= Alison Campbell =

1982 Miss Northern Ireland and modelling agency operator

Alison Campbell (née Smyth) is the franchise owner for the Miss Northern Ireland pageant and founder of ACA Models agency in Belfast.

She won the 1982 Miss Northern Ireland pageant and was the runner-up in the Miss United Kingdom 1982 pageant.

She is married to the professional golfer Darren Clarke.

== Early life ==
Campbell was born in Strabane, Co. Tyrone. She grew up in an agricultural community, and her brothers were competitive showjumpers. Campbell decided to forgo university after her A-levels to start a new role at Ulster Bank in Belfast.

After winning Miss Northern Ireland in 1982, she was transferred to the Public Relations division at Ulster Bank in which she was the face of various promotional campaigns, and gained commercial experience in marketing and management

== Professional career ==
Alongside her work at Ulster Bank, Campbell had started to manage the Miss Northern Ireland pageants from 1987. Campbell set up Alison Campbell Models in 1990 shortly after taking a severance package from Ulster Bank.
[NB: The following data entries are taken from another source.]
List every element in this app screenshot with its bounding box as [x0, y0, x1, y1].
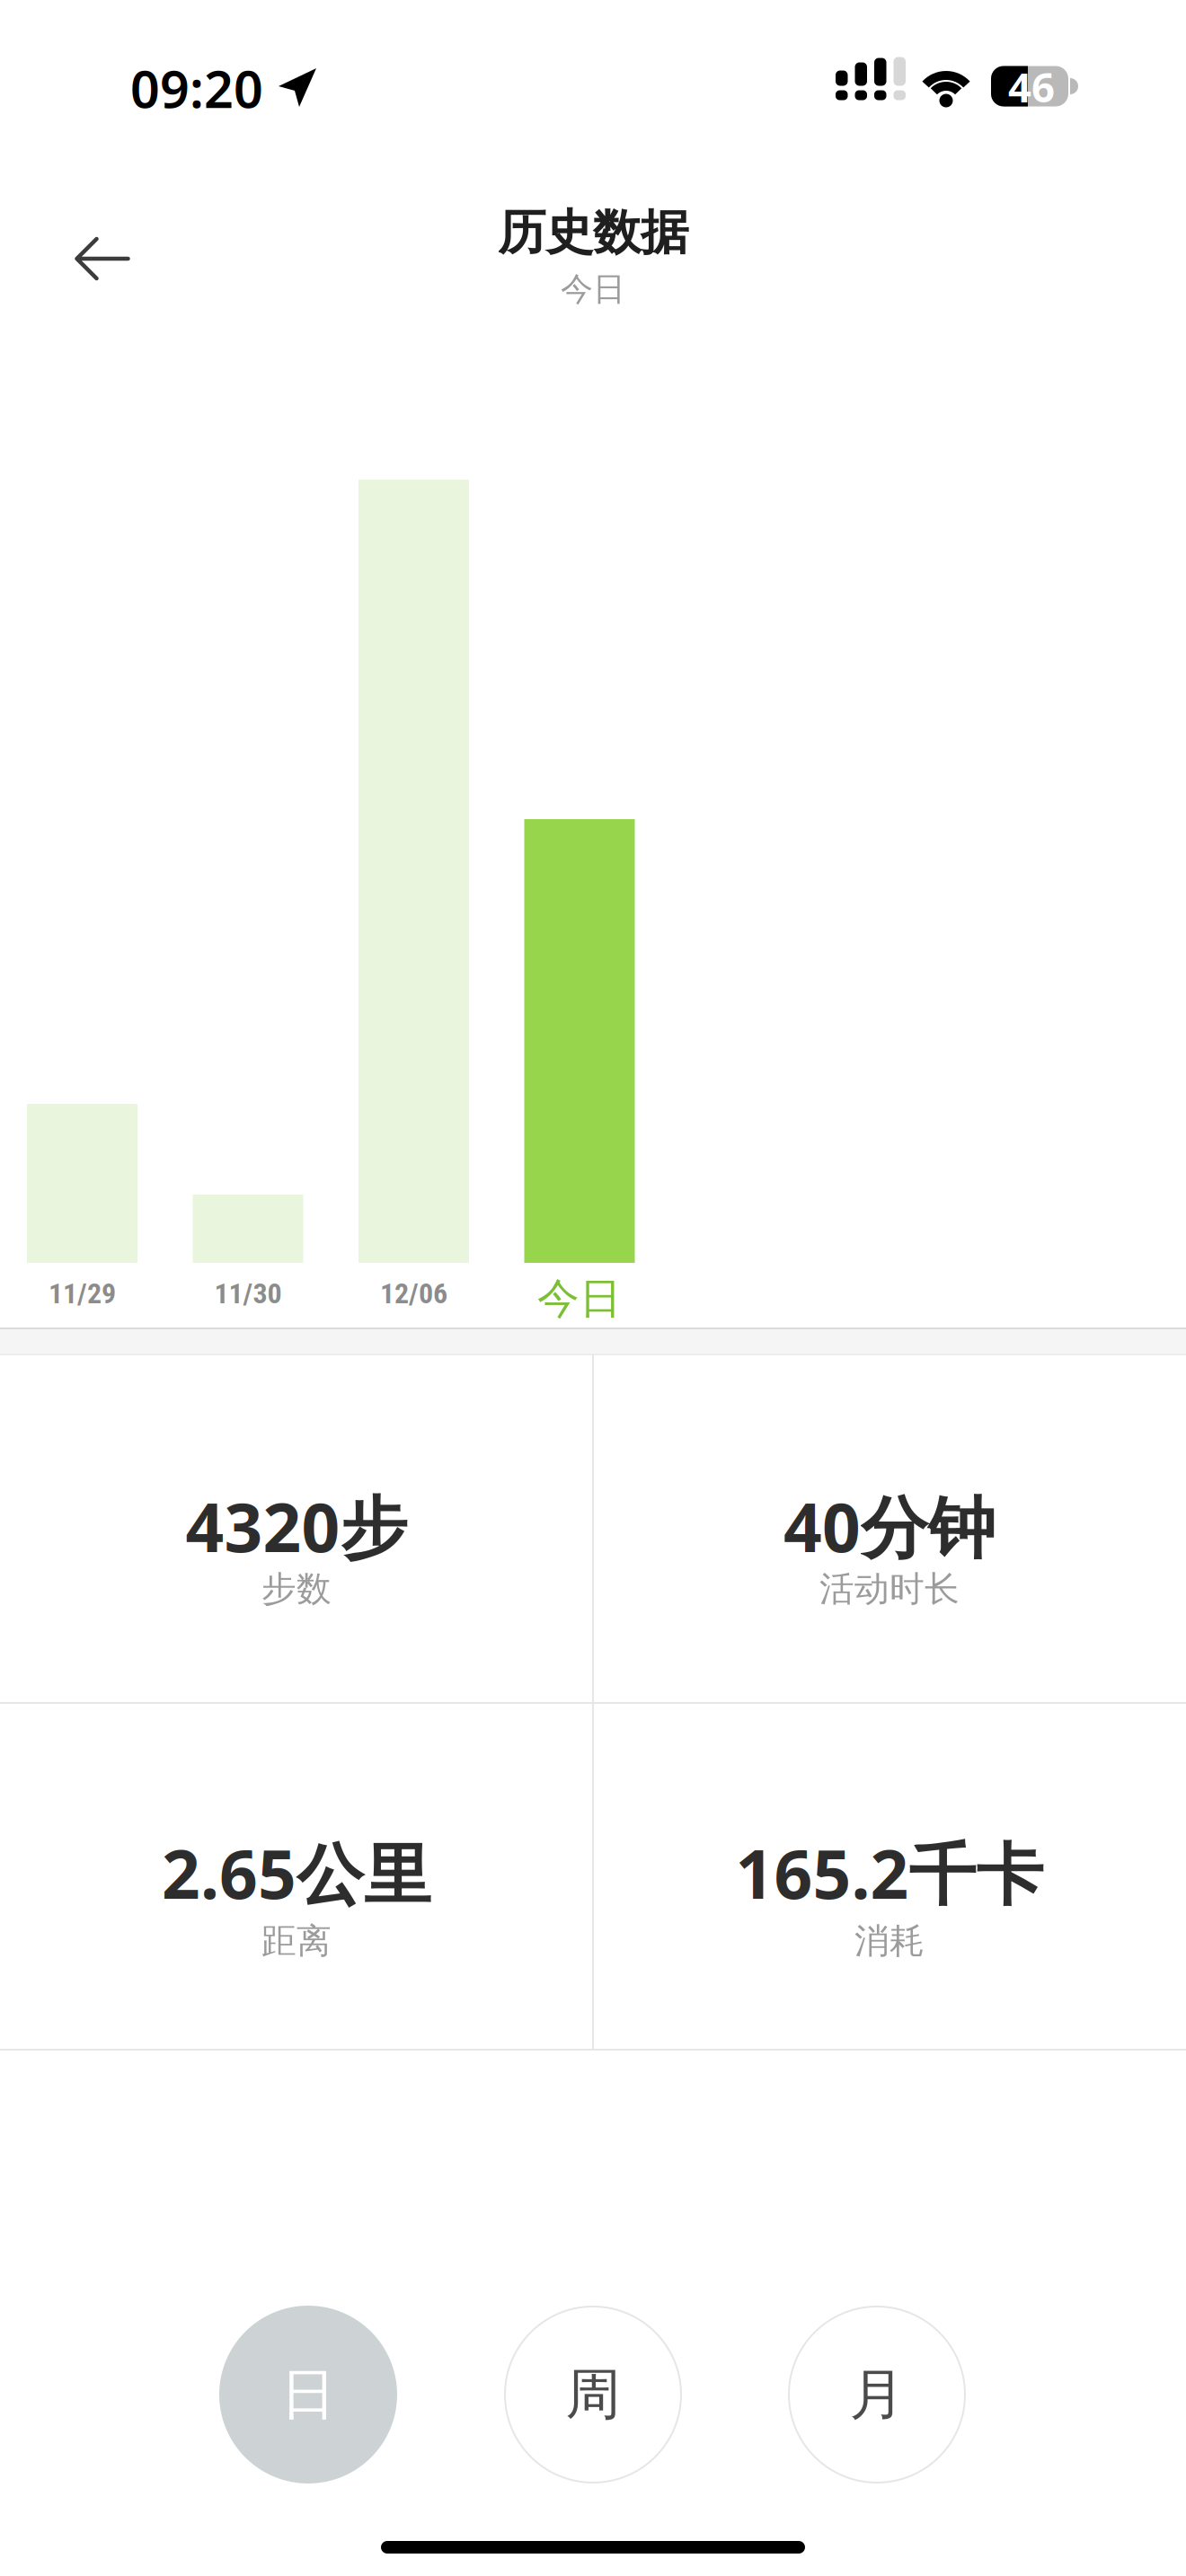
button[interactable]: 日 — [219, 2306, 397, 2483]
staticText: 40分钟 — [783, 1481, 996, 1571]
button[interactable]: 周 — [504, 2306, 682, 2483]
button[interactable]: 12/06 — [358, 480, 469, 1325]
button[interactable]: 今日 — [524, 819, 635, 1325]
staticText: 今日 — [561, 269, 625, 309]
staticText: 历史数据 — [498, 203, 688, 262]
staticText: 日 — [281, 2361, 336, 2428]
staticText: 12/06 — [380, 1277, 447, 1310]
staticText: 2.65公里 — [162, 1828, 431, 1917]
staticText: 今日 — [537, 1273, 622, 1324]
button[interactable]: 11/29 — [27, 1104, 137, 1325]
staticText: 46 — [1008, 60, 1055, 114]
button[interactable]: 月 — [788, 2306, 966, 2483]
staticText: 4320步 — [186, 1481, 407, 1571]
staticText: 步数 — [261, 1568, 332, 1610]
staticText: 11/29 — [49, 1277, 116, 1310]
staticText: 周 — [566, 2361, 620, 2428]
staticText: 11/30 — [214, 1277, 282, 1310]
button[interactable]: 11/30 — [193, 1195, 303, 1325]
button[interactable] — [53, 214, 152, 304]
staticText: 消耗 — [854, 1920, 925, 1962]
staticText: 09:20 — [130, 54, 263, 122]
staticText: 165.2千卡 — [735, 1828, 1044, 1917]
staticText: 月 — [850, 2361, 904, 2428]
staticText: 距离 — [261, 1920, 332, 1962]
staticText: 活动时长 — [819, 1568, 960, 1610]
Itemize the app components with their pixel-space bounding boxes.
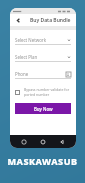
button[interactable]: Buy Now [15, 103, 71, 114]
button[interactable]: Select Network [15, 36, 71, 45]
staticText: Select Plan [15, 54, 38, 60]
staticText: Bypass number validate for [24, 87, 70, 92]
staticText: ported number [24, 92, 50, 97]
staticText: Buy Data Bundle [30, 17, 71, 24]
button[interactable]: Back [14, 16, 22, 24]
button[interactable]: Recents [19, 137, 29, 147]
staticText: MASKAWASUB [0, 155, 85, 167]
button[interactable]: Phone [15, 70, 71, 79]
button[interactable]: Bypass number validate for [15, 87, 71, 97]
staticText: Buy Now [34, 106, 53, 112]
button[interactable]: Pick contact [66, 72, 71, 77]
button[interactable]: Select Plan [15, 53, 71, 62]
button[interactable]: Back [57, 137, 67, 147]
button[interactable]: Home [38, 137, 48, 147]
staticText: Select Network [15, 37, 46, 43]
staticText: Phone [15, 71, 29, 77]
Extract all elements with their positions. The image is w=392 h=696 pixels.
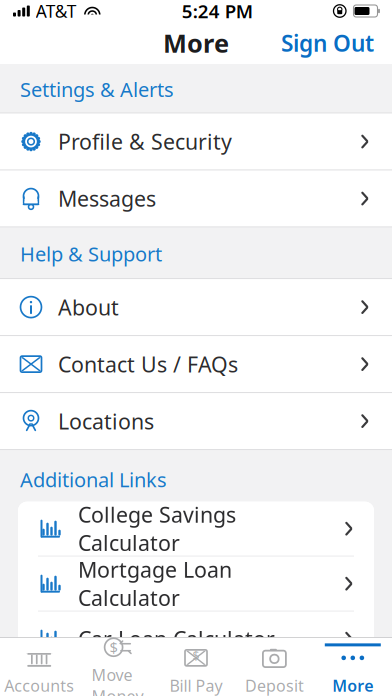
button[interactable]: $ [157, 639, 235, 695]
staticText: About [58, 293, 119, 321]
staticText: Car Loan Calculator [78, 624, 275, 653]
staticText: $ [192, 648, 200, 664]
staticText: College Savings Calculator [78, 500, 236, 557]
staticText: Locations [58, 407, 154, 435]
button[interactable]: About [0, 279, 392, 335]
staticText: Bill Pay [170, 675, 222, 696]
button[interactable]: Retirement Calculator [18, 667, 374, 696]
staticText: Retirement Calculator [78, 680, 298, 696]
button[interactable]: College Savings Calculator [18, 502, 374, 556]
staticText: More [332, 675, 373, 696]
button[interactable]: Messages [0, 171, 392, 227]
staticText: Sign Out [281, 28, 374, 58]
staticText: 5:24 PM [182, 0, 253, 23]
staticText: Mortgage Loan Calculator [78, 555, 232, 612]
button[interactable]: Sign Out [267, 20, 388, 66]
staticText: Contact Us / FAQs [58, 350, 238, 378]
button[interactable]: More [314, 639, 392, 695]
button[interactable]: Contact Us / FAQs [0, 336, 392, 392]
staticText: Settings & Alerts [20, 76, 174, 103]
staticText: $ [110, 638, 118, 657]
staticText: AT&T [36, 0, 77, 22]
button[interactable]: Mortgage Loan Calculator [18, 557, 374, 611]
button[interactable]: Deposit [235, 639, 314, 695]
staticText: Messages [58, 184, 156, 213]
button[interactable]: $ [78, 639, 157, 695]
staticText: Profile & Security [58, 127, 232, 156]
button[interactable]: Profile & Security [0, 114, 392, 170]
staticText: Additional Links [20, 466, 167, 493]
staticText: Accounts [4, 675, 74, 696]
button[interactable]: Locations [0, 393, 392, 449]
staticText: More [163, 26, 229, 60]
staticText: Move Money [92, 664, 144, 696]
button[interactable]: Car Loan Calculator [18, 612, 374, 666]
button[interactable]: Accounts [0, 639, 78, 695]
staticText: Deposit [245, 675, 304, 696]
staticText: Help & Support [20, 241, 162, 267]
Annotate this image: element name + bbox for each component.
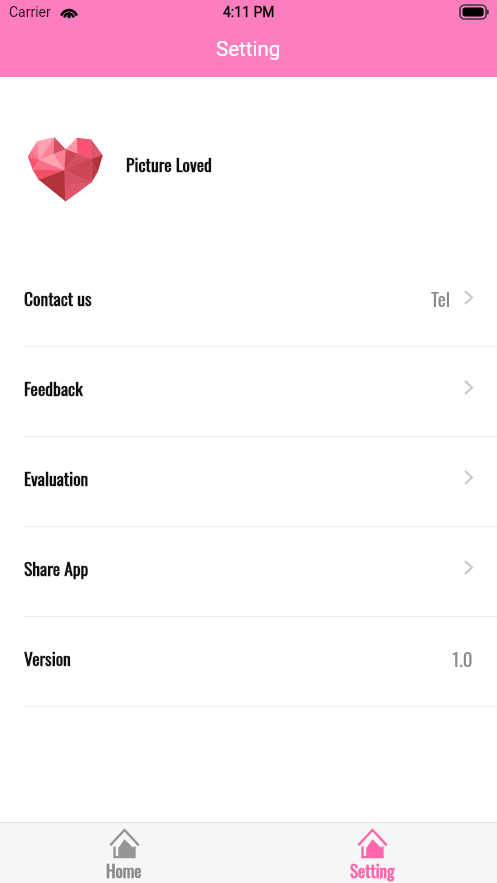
button[interactable]: Setting xyxy=(248,823,497,883)
staticText: Home xyxy=(106,858,142,883)
button[interactable]: Home xyxy=(0,823,248,883)
staticText: 4:11 PM xyxy=(223,4,275,20)
staticText: Picture Loved xyxy=(126,151,212,177)
staticText: Contact us xyxy=(24,285,92,311)
staticText: 1.0 xyxy=(452,644,473,672)
button[interactable]: Evaluation xyxy=(0,437,497,527)
button[interactable]: Feedback xyxy=(0,347,497,437)
staticText: Tel xyxy=(431,284,451,312)
staticText: Evaluation xyxy=(24,465,89,491)
button[interactable]: Share App xyxy=(0,527,497,617)
staticText: Feedback xyxy=(24,375,83,401)
staticText: Carrier xyxy=(9,4,51,20)
staticText: Version xyxy=(24,645,71,671)
button[interactable]: Contact us xyxy=(0,257,497,347)
staticText: Share App xyxy=(24,555,89,581)
staticText: Setting xyxy=(216,37,281,61)
staticText: Setting xyxy=(350,858,395,883)
button[interactable]: Version xyxy=(0,617,497,707)
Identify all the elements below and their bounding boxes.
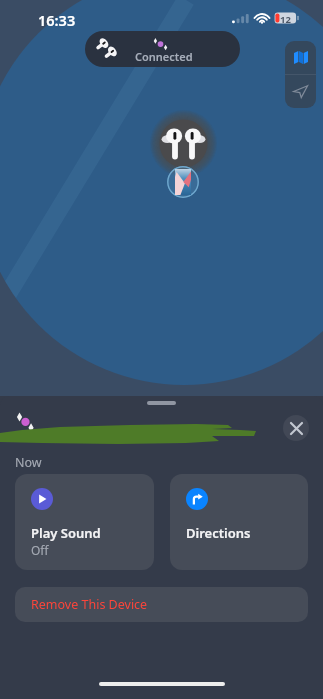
button[interactable]: Locate me (285, 75, 316, 108)
button[interactable]: Remove This Device (15, 587, 308, 622)
staticText: Now (15, 454, 42, 471)
staticText: Directions (186, 524, 251, 542)
button[interactable]: Close (283, 415, 309, 441)
staticText: 12 (280, 13, 291, 26)
staticText: Connected (135, 49, 193, 64)
button[interactable]: AirPods Connected (85, 31, 240, 67)
staticText: 16:33 (38, 10, 76, 30)
staticText: Play Sound (31, 524, 101, 542)
staticText: Off (31, 542, 49, 558)
button[interactable]: Directions (170, 474, 308, 570)
button[interactable]: Map type (285, 41, 316, 74)
button[interactable]: AirPods location (151, 111, 216, 176)
button[interactable]: Play Sound (15, 474, 154, 570)
staticText: Remove This Device (31, 596, 148, 613)
button[interactable]: Owner (167, 166, 199, 198)
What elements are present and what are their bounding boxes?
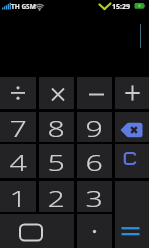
button[interactable]: 6 <box>77 144 112 178</box>
button[interactable]: 8 <box>39 112 74 142</box>
button[interactable] <box>115 181 149 248</box>
staticText: 1 <box>10 183 27 213</box>
staticText: 4 <box>10 147 27 177</box>
button[interactable]: 4 <box>0 144 36 178</box>
button[interactable] <box>39 77 74 109</box>
button[interactable] <box>0 13 149 77</box>
staticText: 9 <box>86 113 103 143</box>
staticText: 2 <box>48 183 65 213</box>
button[interactable] <box>115 77 149 109</box>
staticText: 15:29 <box>112 2 130 12</box>
button[interactable]: 7 <box>0 112 36 142</box>
button[interactable]: 3 <box>77 181 112 212</box>
button[interactable]: 1 <box>0 181 36 212</box>
button[interactable] <box>115 144 149 178</box>
button[interactable]: 2 <box>39 181 74 212</box>
staticText: 8 <box>48 113 65 143</box>
staticText: 3 <box>86 183 103 213</box>
staticText: 7 <box>10 113 27 143</box>
button[interactable] <box>77 77 112 109</box>
button[interactable] <box>77 214 112 248</box>
staticText: TH GSM <box>11 2 36 11</box>
staticText: 5 <box>48 147 65 177</box>
button[interactable]: 9 <box>77 112 112 142</box>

Her modelling clients have included Mary Gormley who came 3rd in the 2005 Miss Universe pageant, Zöe Salmon from Blue Peter and Orlaith McAllister from Big Brother.

=== Personal life ===
She married Arthur Campbell in 1984, with whom she had two boys. They separated in 2004. In 2009, she met golfer Darren Clarke through a mutual connection, Graeme McDowell. Campbell and Clarke were married in Bermuda in 2012.